When he enters a state of deep contemplation, he looks into his own mind. There being no-mind, he does not engage in thought. If thoughts of discrimination arise, he should become aware of them [...] Whatever thoughts arise, one does not examine [...] He does not examine any dharma whatsoever. If he becomes aware in this way of the arising (of thoughts, he perceives) the absence of self-existence [...] After sitting (in this manner) for a long time, the mind will become tame, and one will realize that his awareness is also discriminating mind [...] Awareness itself is without name or form [...] [T]he awareness and place where it occurs cannot be obtained by any search. There is no way of reflecting on the inconceivable. Not to cling even to this absence of thought is (the immediate access of) the Tathagatas. (Note: Cited in Paul Williams (1994), Mahayana Buddhism, p.195-196)

===Position regarding the six paramitas===
According to Moheyan, while the paramitas may be necessary for beings who are unable to attain awakening suddenly, for beings of higher spiritual capacity one can neither speak of the necessity nor non-necessity of the paramitas. For beings who have attained no-thought, the paramitas arise without conscious effort, in a kind of "automatic practice." On the other hand, for beings yet to attain non-conceptuality, the paramitas should be practiced, yet "without expectation of reward." Moheyan also makes a distinction between external and internal paramitas. The external paramitas refer to upāya, external practices which benefit others; while the internal paramita refers to prajñā, the non-conceptual wisdom by which one liberates oneself.

==Influence==
The teachings of Moheyan and other Chan masters were unified with the Kham Dzogchen ("Great Perfection") lineages (Note: This may or may not be congruent with the Kahma (Tibetan: bka' ma) lineages) through the Kunkhyen (Tibetan for "omniscient"), Rongzom Chokyi Zangpo.
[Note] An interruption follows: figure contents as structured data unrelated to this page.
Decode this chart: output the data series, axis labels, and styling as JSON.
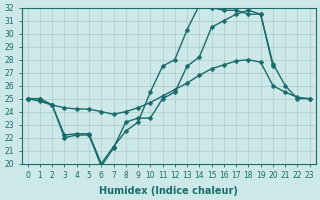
{
  "xlabel": "Humidex (Indice chaleur)",
  "bg_color": "#cde8e8",
  "grid_color": "#b0d0d0",
  "line_color": "#1a6b6b",
  "markersize": 2.5,
  "linewidth": 1.0,
  "x": [
    0,
    1,
    2,
    3,
    4,
    5,
    6,
    7,
    8,
    9,
    10,
    11,
    12,
    13,
    14,
    15,
    16,
    17,
    18,
    19,
    20,
    21,
    22,
    23
  ],
  "line1": [
    25.0,
    25.0,
    24.5,
    22.2,
    22.3,
    22.3,
    20.0,
    21.3,
    22.5,
    23.2,
    25.5,
    27.5,
    28.0,
    30.3,
    32.2,
    32.0,
    31.8,
    31.8,
    31.5,
    31.5,
    27.5,
    null,
    null,
    null
  ],
  "line2": [
    25.0,
    24.8,
    24.5,
    24.3,
    24.2,
    24.2,
    24.0,
    23.8,
    24.0,
    24.3,
    24.7,
    25.2,
    25.7,
    26.2,
    26.8,
    27.3,
    27.6,
    27.9,
    28.0,
    27.8,
    26.0,
    25.5,
    25.1,
    25.0
  ],
  "line3": [
    25.0,
    25.0,
    24.5,
    22.0,
    22.2,
    22.2,
    19.8,
    21.2,
    23.2,
    23.5,
    23.5,
    25.0,
    25.5,
    27.5,
    28.2,
    30.5,
    31.0,
    31.5,
    31.8,
    31.5,
    27.7,
    26.0,
    25.0,
    25.0
  ],
  "ylim": [
    20,
    32
  ],
  "xlim": [
    -0.5,
    23.5
  ],
  "yticks": [
    20,
    21,
    22,
    23,
    24,
    25,
    26,
    27,
    28,
    29,
    30,
    31,
    32
  ],
  "xticks": [
    0,
    1,
    2,
    3,
    4,
    5,
    6,
    7,
    8,
    9,
    10,
    11,
    12,
    13,
    14,
    15,
    16,
    17,
    18,
    19,
    20,
    21,
    22,
    23
  ],
  "tick_fontsize": 5.5,
  "xlabel_fontsize": 7,
  "tick_color": "#1a6b6b"
}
The Dzogchen of the Nyingma was often identified with the subitist ("sudden enlightenment") (Note: Tibetan: cig car gyi ‘jug pa) of Moheyan, and was called to defend itself against this charge by avowed members of the Sarma lineages that held to the staunch view of "gradual enlightenment" (Note: Tibetan: rim gyis ‘jug pa)

==Iconography==
According to Ying Chua, Moheyan is often iconographically depicted holding a conch shell (Skt. shankha) and prayer beads (Skt. mala):

He is usually depicted as a rotund and jovial figure and holding a mala, or prayer beads in his left hand and a sankha, conch shell in his right. He is often considered a benefactor of children and is usually depicted with at least one or more playing children around him.

An iconographic thangka depiction of Moheyan is held in the Southern Alleghenies Museum of Art (SAMA) collection, St. Francis College, Loretto, Pennsylvania.